For the full details, download the full report: Australian Markets Weekly 4 June 2018
- US labour market data remains consistent with a 3.25% unemployment rate in around 12 months’ time.
- ISM inflation indicators Prices Paid and Supplier Deliveries continue to signal inflation rising sustainably above the Fed’s 2% target in 1-2 years, which should see the Fed continue to gradually increase rates (including next week). The debate is turning to whether the Fed will need to raise rates above neutral at some stage. That will depend – among other things – on the extent to which wages growth accelerates, but it’s certainly looking more likely.
- Together these influences suggest continuing upward pressure on the US yield curve. Our rate strategists expect this to flow through to longer-term Australian rates, though shorter-term yields will be range bound until the market becomes more convinced the RBA is closer to lifting Australian interest rates.

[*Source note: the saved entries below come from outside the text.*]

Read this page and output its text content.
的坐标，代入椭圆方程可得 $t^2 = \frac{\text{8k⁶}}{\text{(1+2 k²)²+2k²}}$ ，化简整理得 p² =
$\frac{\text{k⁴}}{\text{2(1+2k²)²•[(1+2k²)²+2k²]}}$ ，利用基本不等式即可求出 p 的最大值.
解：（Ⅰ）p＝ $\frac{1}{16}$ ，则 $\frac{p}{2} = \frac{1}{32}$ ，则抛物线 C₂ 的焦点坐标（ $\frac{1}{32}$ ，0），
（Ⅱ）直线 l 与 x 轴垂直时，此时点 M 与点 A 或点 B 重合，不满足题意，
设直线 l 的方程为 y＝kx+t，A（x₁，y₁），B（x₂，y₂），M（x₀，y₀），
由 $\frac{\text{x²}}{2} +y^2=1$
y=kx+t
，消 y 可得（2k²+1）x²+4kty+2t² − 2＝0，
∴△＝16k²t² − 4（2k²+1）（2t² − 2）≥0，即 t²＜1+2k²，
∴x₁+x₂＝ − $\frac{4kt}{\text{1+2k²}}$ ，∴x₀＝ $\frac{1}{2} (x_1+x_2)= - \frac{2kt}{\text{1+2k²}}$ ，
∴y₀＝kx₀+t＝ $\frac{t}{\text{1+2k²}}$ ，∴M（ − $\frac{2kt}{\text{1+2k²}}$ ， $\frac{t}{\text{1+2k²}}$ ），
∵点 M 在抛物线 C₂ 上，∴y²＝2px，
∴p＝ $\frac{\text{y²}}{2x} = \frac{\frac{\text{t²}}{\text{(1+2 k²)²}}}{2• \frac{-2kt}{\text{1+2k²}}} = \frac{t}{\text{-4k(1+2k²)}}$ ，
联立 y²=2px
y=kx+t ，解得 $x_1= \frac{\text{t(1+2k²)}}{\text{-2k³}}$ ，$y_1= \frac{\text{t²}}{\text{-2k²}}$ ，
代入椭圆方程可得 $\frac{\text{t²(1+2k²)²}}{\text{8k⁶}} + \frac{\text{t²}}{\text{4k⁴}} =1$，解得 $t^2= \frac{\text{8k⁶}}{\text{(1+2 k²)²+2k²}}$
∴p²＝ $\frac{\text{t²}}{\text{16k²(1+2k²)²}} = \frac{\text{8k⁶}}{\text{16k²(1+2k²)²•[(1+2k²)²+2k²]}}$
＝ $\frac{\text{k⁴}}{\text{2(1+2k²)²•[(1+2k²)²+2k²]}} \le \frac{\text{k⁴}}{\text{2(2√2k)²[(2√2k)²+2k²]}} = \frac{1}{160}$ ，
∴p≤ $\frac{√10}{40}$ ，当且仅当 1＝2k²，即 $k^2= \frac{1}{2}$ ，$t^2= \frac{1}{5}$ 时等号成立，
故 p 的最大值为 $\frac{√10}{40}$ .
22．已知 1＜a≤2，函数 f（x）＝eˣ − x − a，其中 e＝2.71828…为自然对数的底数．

- There is therefore expected to be continuing downward pressure on the AUD from interest rate differentials given higher US yields, but assuming fairly resilient commodity prices and risk sentiment, NAB’s FX strategists still see AUD/USD ending 2018 around US$ 0.75.
- This week is a busy one for Australian data and events: it starts with the final indicators of Q1 GDP, which is published on Wednesday, where NAB and the market look for a 0.8% q/q outcome, in part reflecting a bounce back from temporary weakness in net exports in Q4.
- The RBA meets tomorrow, but little new is expected, given the Bank’s forecasts for continued but only gradual progress in lowering unemployment over time, which is in turn expected to see wages strengthen and inflation track back toward the middle of the target band. Market participants are likely to be interested in any discussion of further tightening in bank lending standards – auction clearance rates softened again last weekend and modest price declines are being recorded in Melbourne and Sydney, admittedly after a number of years of very strong growth.